It is during the festive season that we often think of those less fortunate than ourselves. In December charitable giving increases as we all recognise the massive need in society to help those that otherwise can’t help themselves.
I recently had the privilege of working with an existing client who approached me with a view to undertaking some significant charitable giving. They had identified a project they were passionate about and wanted to commit a large amount of capital to it.
With this in mind, as their financial planners, our first task was to consider and work with them to determine whether they could afford to make such a gift without compromising their other goals and priorities. We reviewed their income, expenditure and net margin and their overall net worth. We identified that whilst their net worth would inevitably fall in the short term, over the rest of their lives their other goals were still affordable and they could therefore make the desired gift to their chosen charity. They were delighted.
Having determined that they could in fact afford to make such a gift, the next step was to review their cash balances and their investment portfolio to decide which assets should be realised in order to make the gift.
With the aim of tax efficiency, we advised them to make the gift from their investment portfolio rather than give out of cash. The investments ultimately selected were those carrying large capital gains. Having selected the appropriate investments, the clients went ahead and transferred the funds to their chosen charity. The charity then sold the funds and no capital gains tax became payable on the disposal of these funds.
For these clients, the full intended value of their gift was passed to the charity, no capital gains tax will need to be paid, the capital gains tax liability on their remaining portfolio has been reduced and they could also claim income tax relief on the gift. They were understandably pleased with this outcome.
To illustrate this point further let’s take a fictional example. A client, Mr Smith, with income of £250,000 wants to make a gift to charity of £100,000. On the advice of his financial planner, Mr Smith decides to do this, using funds with the largest capital gains from his investment portfolio worth £1,000,000. The gains on the £100,000 of funds chosen total £21,000, as the funds have been invested for many years. The funds are then legally gifted and transferred to the charity and the charity then sells the funds for £100,000, which achieves Mr Smith’s goal.

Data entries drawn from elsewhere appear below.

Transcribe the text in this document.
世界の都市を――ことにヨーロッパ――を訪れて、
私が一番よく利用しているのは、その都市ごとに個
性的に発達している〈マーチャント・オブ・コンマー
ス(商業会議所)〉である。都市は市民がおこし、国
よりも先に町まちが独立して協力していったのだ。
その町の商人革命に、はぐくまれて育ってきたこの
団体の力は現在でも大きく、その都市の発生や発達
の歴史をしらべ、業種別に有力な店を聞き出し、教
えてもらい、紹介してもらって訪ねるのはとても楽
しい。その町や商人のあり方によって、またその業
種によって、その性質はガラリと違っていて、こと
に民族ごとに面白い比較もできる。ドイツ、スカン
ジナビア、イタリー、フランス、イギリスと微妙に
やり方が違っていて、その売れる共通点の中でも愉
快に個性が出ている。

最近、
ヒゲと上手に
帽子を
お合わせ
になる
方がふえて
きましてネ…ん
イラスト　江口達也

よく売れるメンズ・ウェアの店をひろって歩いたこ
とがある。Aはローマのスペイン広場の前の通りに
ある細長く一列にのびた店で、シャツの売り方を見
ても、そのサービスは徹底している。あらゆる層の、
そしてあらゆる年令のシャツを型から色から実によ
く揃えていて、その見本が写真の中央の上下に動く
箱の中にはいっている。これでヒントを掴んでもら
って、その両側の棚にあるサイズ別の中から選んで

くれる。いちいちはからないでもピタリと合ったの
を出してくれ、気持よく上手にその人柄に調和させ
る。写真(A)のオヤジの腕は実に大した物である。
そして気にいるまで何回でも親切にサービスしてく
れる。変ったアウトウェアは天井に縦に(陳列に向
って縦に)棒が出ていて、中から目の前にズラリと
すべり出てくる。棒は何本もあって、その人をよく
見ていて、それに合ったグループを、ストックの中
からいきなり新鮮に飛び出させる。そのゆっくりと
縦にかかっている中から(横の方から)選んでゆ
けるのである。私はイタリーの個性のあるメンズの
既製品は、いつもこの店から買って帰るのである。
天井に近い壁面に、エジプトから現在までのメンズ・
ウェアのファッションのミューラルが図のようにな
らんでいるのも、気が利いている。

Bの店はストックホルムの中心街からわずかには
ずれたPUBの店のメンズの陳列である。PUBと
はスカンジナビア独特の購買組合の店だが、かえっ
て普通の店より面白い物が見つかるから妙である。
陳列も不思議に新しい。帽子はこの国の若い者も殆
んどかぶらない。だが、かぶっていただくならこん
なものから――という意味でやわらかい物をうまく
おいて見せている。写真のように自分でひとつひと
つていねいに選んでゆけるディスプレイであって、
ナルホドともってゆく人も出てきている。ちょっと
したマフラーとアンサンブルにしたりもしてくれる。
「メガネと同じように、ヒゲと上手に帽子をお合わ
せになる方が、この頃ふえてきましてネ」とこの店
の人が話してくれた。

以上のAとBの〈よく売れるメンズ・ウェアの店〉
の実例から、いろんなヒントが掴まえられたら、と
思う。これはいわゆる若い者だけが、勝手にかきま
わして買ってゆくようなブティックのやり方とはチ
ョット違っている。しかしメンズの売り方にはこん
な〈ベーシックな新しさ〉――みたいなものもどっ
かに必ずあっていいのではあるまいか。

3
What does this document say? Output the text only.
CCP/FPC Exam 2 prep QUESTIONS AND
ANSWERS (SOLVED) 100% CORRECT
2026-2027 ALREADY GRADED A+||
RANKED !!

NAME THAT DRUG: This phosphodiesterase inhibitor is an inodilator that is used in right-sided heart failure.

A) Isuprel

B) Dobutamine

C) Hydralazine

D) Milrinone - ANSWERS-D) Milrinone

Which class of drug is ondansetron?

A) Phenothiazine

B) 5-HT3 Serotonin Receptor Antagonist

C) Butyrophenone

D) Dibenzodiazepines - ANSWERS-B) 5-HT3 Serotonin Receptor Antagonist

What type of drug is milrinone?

When submitting his tax return, Mr Smith enters the gift of funds as a gross gift and this reduces his taxable income to £150,000. This saves him £45,000 of income tax for the tax year in question. He also does not have any capital gains tax to pay on the disposal of the funds. As the taxable gain was potentially £10,000 above his annual allowance of £11,000 for the 2014/15 tax year, he would have paid tax at 28% or £2,800 on this gain. In this scenario the charity has therefore benefitted by £100,000 at a nominal cost of £52,200 for Mr Smith.
When giving to charity it is always worth considering the gift of investment assets first, as these can often achieve more ‘value’ for each pound given than the same amount in cash. In the ultimate altruistic scenario, the tax efficiency of gifting in one year allows further on-going gifting in the next. In summary, a great benefit for both the charity and client alike.